Ratings26
Average rating4
Having tried a couple of JG Ballards previous books (Cocaine Nights and Crash) and finding them unsuited to me, and dated, I hadn't really sought this one out. A couple of reviews last year peaked my interest, and a cheap copy came my way at a suitable time.
So it turns out the reviews were right, and this was a great read.
The plot outline is easy to find, so I won't repeat it here. Even the blurb outlines it well in a few sentences.
Things I enjoyed in Ballard's book were - the short chapters, with the punchy titles; the development of our main character over the 4 year period of the story; the raw nature of the descriptions of war - played on by the honest view of a child. From a writing perspective, I thought it clever and well devised the way Ballard explained that Jim knew adults were taking advantage of him, but he played along nevertheless; and the way Ballard explained Jim's simultaneous views of pleasure and disappointment that the war is over.
Ballard makes Jim a powerful character with his deep thought, planning and willingness to ingratiate himself where appropriate.

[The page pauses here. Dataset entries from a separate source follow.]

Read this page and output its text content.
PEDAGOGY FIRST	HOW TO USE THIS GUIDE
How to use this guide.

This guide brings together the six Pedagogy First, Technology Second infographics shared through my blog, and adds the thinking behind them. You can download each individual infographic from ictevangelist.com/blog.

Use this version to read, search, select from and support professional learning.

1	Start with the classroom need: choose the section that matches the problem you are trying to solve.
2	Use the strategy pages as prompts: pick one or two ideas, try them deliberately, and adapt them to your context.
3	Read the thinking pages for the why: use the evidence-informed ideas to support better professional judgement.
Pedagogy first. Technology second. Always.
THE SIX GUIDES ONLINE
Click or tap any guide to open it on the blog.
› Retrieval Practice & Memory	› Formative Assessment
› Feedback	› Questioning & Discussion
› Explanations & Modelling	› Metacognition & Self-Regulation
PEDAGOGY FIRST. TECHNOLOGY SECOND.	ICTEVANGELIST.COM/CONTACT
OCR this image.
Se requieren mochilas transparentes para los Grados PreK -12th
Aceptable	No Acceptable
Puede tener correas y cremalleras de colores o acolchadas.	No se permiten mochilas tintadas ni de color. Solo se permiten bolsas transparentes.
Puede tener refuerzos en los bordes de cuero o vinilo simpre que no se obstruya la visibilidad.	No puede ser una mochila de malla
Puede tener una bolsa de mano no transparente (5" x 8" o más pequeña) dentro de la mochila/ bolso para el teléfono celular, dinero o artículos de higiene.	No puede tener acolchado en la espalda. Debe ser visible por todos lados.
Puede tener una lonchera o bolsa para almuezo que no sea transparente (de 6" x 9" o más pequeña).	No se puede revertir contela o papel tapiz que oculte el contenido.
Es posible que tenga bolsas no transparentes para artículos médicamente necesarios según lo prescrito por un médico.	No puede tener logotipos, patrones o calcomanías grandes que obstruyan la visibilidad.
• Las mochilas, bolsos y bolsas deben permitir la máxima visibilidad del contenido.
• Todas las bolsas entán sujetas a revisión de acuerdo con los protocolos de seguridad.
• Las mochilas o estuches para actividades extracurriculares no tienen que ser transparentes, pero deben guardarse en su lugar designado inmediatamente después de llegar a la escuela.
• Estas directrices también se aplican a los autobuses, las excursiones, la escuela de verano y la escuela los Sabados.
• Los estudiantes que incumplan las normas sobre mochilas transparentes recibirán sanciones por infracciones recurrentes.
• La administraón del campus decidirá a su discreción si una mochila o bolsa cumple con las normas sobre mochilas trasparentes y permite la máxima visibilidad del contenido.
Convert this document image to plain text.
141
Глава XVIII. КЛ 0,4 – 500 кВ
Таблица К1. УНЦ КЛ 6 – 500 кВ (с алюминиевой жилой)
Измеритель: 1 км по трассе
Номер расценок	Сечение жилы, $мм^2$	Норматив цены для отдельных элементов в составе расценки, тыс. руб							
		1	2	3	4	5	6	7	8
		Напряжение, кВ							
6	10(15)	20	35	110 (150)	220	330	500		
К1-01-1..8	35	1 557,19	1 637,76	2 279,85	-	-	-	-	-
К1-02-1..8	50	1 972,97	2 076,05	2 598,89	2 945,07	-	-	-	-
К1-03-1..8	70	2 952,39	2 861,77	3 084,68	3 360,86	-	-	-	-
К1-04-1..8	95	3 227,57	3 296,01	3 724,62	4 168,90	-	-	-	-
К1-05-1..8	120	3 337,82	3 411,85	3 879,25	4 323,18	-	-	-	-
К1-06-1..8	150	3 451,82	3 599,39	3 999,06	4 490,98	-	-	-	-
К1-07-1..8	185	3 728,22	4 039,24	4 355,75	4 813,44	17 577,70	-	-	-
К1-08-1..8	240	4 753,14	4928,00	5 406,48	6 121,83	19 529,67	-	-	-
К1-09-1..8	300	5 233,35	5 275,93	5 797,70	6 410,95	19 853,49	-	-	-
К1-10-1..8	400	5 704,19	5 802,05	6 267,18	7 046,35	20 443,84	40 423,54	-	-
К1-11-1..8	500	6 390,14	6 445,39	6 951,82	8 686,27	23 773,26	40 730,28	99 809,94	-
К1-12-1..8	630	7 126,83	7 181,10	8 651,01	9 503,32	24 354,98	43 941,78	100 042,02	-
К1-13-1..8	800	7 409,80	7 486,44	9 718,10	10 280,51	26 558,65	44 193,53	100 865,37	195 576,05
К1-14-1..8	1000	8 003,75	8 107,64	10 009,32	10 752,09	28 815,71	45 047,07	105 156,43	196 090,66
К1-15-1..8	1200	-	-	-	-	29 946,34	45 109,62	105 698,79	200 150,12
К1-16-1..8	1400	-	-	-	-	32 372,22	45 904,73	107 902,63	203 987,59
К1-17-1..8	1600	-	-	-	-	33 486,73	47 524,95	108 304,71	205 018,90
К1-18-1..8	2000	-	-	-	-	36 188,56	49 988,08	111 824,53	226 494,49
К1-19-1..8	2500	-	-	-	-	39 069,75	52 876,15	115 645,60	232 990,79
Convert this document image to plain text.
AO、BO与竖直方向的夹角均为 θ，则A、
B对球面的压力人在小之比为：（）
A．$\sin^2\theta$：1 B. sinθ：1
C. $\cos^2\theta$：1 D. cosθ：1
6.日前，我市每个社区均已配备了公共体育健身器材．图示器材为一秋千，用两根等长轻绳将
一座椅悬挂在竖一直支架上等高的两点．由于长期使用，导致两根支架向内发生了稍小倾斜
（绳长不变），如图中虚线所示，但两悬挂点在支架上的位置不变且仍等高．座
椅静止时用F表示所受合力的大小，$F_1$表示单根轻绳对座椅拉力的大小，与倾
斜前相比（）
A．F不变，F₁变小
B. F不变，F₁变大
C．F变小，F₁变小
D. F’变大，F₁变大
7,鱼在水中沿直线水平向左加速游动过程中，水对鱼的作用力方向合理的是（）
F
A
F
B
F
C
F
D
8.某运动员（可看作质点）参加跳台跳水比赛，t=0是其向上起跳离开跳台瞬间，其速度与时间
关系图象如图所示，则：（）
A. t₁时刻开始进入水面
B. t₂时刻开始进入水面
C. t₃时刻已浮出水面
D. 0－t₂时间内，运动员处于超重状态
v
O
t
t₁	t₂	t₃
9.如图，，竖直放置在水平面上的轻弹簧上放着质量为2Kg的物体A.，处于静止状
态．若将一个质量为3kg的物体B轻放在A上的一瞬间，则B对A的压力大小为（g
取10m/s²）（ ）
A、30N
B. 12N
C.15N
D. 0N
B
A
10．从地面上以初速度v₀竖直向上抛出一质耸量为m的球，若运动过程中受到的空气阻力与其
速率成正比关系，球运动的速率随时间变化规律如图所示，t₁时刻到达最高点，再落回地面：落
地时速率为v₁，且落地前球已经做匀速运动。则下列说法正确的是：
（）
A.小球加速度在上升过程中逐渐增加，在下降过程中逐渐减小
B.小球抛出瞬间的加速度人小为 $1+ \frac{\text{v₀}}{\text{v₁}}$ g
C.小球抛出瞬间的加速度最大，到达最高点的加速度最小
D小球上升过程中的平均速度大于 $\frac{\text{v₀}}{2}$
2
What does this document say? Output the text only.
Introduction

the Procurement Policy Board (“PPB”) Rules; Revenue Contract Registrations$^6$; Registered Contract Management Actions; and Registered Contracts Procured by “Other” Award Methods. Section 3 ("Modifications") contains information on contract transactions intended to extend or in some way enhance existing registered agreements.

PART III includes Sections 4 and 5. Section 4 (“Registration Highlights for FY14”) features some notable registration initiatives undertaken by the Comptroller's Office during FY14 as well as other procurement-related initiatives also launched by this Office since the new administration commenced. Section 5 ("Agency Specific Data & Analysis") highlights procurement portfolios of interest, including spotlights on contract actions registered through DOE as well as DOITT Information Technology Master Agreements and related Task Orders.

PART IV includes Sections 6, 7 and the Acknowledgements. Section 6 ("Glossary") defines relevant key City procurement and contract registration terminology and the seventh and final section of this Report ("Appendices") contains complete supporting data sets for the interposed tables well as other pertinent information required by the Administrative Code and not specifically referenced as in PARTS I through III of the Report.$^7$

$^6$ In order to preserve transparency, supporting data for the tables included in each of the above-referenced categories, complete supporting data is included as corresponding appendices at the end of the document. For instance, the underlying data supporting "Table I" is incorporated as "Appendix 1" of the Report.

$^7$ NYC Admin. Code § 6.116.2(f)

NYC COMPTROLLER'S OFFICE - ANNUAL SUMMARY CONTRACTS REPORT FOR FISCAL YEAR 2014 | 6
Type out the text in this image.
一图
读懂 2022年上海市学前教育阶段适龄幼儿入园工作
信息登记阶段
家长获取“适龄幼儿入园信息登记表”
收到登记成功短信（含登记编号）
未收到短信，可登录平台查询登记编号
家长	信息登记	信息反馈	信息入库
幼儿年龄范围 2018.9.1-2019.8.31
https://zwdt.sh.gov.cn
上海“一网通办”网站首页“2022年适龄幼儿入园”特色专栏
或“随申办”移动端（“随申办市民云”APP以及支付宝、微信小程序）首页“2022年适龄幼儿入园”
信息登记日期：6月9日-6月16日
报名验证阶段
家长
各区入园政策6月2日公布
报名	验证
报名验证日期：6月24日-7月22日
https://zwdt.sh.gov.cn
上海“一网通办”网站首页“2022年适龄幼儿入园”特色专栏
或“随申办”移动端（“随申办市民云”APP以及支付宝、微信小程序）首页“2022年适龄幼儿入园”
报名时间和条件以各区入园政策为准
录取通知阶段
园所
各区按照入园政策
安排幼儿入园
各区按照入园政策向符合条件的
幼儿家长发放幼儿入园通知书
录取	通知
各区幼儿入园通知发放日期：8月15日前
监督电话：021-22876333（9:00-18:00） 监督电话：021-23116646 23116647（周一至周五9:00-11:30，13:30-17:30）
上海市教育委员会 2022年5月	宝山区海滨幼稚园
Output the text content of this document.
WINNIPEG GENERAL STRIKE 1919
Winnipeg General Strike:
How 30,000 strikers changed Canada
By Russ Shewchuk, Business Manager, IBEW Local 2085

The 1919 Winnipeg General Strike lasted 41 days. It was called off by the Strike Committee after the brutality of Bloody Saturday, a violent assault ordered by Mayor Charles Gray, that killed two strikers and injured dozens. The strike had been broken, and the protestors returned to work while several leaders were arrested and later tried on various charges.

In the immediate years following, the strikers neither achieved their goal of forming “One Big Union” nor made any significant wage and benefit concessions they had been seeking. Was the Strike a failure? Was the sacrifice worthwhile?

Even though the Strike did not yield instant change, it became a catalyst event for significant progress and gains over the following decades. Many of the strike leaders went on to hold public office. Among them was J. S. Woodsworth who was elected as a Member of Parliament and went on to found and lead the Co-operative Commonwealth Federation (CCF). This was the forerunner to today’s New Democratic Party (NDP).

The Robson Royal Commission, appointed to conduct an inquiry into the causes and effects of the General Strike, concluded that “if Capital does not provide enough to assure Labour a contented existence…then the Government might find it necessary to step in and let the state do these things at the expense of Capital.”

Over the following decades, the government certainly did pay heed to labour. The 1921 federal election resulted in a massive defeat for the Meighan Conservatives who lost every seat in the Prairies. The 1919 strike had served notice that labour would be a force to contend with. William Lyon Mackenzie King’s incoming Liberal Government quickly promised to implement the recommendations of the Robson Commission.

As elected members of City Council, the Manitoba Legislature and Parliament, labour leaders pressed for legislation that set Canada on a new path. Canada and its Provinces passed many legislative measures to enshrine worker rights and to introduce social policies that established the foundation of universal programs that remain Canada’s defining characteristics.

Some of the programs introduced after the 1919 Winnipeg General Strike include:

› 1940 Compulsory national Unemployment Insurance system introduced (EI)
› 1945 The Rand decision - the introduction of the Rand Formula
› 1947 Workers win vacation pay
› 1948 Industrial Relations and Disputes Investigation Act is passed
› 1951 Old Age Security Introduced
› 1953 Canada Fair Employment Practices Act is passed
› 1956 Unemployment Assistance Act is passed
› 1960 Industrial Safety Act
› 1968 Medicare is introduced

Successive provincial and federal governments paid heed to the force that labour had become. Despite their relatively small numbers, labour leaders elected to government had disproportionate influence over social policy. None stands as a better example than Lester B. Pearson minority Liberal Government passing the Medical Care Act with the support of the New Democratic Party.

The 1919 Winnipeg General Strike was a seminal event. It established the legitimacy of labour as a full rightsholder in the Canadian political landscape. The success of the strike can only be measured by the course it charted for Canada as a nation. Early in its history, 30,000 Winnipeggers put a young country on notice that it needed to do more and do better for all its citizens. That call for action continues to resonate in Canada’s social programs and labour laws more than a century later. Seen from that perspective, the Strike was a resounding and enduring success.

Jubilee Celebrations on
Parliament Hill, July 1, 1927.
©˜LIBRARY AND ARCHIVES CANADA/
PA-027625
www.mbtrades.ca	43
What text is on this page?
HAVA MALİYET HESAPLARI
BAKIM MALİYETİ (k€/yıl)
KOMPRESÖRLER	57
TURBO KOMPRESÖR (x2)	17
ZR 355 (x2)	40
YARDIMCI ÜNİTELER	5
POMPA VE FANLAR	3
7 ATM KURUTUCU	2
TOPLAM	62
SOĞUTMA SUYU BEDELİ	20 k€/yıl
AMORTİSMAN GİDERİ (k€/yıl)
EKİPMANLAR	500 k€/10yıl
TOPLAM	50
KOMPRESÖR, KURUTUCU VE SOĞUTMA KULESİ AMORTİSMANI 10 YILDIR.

At the end of my edition(Harper Perennial Modern Classics) there was a short interview with Ballard, and a copy of an article he had written in 1995 for the Sunday Times where he described the personal circumstances of the war for he and his family. This was interesting to see which parts of his story he changed for the novel. A surprising amount followed his personal experiences. The major differences were that he was with his parents during his time in Lunghua, and they never made the long trek to the stadium.
A few quotes:
All around them were the bodies of dead Chinese soldiers. They lined the verges of the roads and floated in the canals, jammed together around the pillars of the bridges. In the trenches between the burial mounds hundreds of dead soldiers sat side by side with their heads against the torn earth, as if they had fallen asleep together in a deep dream of war.-Jim watched them eat, his eyes fixed on every morsel that entered their mouth. When the oldest of the four soldiers had finished he scraped some burnt rice and fish scales from the side of the cooking pot. A first-class private of some forty years, with slow, careful hands, he beckoned Jim forward and handed him his mess tin. As they smoked their cigarettes the Japanese smiled to themselves, watching Jim devour the shreds of fatty rice. It was his first hot food since he had left he hospital, and the heat and greasy flavour stung his gums. Tears swam in his eyes. The Japanese soldier who had taken pity on Jim, recognising that this small boy was starving, began to laugh good-naturedly, and pulled the rubber plug from his metal water-bottle. Jim drank the clear, chlorine-flavoured liquid, so unlike the stagnant water in the taps of the Columbia Road. He choked, carefully swallowed his vomit, and tittered into his hands, grinning at the Japanese.-The Chinese enjoyed the spectacle of death, Jim had decided, as a way of reminding themselves of how precariously they were alive. They liked to be cruel for the same reason, to remind themselves of the vanity of thinking that the world was anything else.-Jim glanced at the people around him, the clerks and coolies and peasant women, well aware of what they were thinking. One day China would punish the rest of the world and take a frightening revenge.